Returns on our investments

We aim to generate value from our investments by improving the operating performance of our networks, by selecting investments that will provide the best return or, in the case of acquisitions, by selecting businesses where we can obtain synergies for the benefit of our customers and our shareholders.

We measure the value we generate from our investments by our consolidated return on equity.

Our group return on equity measure allows us to monitor our performance in generating value from our businesses and from the investments we make. Return on equity is calculated by dividing our annual return by the equity base. The annual return is our earnings (excluding exceptional items, remeasurements and stranded cost recoveries) plus various regulatory based adjustments. The most significant regulatory adjustments relate to the replacement of IFRS depreciation and capital expenditure with regulatory based treatments, retail price index (RPI) linked UK regulatory asset value indexation uplift, and a pension deficit revenue adjustment. The equity base is invested capital less opening net debt. Invested capital is the opening UK regulatory asset value inflated to mid year based on RPI linked inflation, plus opening US invested capital (excluding stranded cost assets and assets disposed in the year), plus the closing net book value for assets and liabilities of UK based non-regulated businesses, corporate activities and joint ventures. Opening net debt is adjusted for significant individual transactions during the year such as disposal proceeds and share buybacks.

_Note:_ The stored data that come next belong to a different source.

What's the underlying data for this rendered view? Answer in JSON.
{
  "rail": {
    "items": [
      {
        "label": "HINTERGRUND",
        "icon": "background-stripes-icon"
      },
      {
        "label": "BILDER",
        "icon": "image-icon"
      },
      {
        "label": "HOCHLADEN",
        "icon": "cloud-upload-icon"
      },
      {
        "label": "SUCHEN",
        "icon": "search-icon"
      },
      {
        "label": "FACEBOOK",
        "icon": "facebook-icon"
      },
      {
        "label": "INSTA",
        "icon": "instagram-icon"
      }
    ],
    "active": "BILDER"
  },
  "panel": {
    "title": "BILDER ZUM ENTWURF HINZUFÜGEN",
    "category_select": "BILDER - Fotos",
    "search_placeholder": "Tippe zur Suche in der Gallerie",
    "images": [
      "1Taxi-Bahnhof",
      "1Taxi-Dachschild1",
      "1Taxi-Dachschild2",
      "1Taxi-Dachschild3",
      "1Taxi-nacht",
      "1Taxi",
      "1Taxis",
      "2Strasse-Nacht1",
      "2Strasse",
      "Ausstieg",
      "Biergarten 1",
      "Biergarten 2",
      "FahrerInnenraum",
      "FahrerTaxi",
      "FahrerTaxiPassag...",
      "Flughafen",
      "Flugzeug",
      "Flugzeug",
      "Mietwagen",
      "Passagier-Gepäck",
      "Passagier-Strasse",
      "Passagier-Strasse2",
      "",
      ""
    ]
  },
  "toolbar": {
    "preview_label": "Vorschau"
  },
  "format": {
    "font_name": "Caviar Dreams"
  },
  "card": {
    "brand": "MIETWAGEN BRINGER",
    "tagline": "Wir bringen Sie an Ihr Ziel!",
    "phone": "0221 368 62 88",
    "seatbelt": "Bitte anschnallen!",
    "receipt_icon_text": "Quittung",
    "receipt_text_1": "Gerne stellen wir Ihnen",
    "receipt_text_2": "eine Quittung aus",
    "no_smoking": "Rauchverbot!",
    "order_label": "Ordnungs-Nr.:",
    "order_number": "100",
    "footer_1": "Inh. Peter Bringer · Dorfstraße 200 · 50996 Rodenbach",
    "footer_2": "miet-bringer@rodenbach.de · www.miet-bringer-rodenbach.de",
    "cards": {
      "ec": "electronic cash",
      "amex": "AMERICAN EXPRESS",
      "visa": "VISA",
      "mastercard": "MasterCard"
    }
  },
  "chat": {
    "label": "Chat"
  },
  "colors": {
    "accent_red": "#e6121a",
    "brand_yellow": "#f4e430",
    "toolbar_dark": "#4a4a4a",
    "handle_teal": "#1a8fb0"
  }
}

We monitor our performance using a three year average return rather than a return for a specific year. This provides a better measure of our ongoing performance as it helps to reduce short-term fluctuations due to temporary market conditions such as inflation volatility. For 2008/09, our three year average return on equity is 10.8%, down from 11.8% in 2007/08 and 12.0% in 2006/07. Despite an increase in our adjusted earnings during 2008/09, the decrease is primarily driven by UK RPI linked inflation that has reduced the inflation uplift on the regulatory asset value recognised in our return.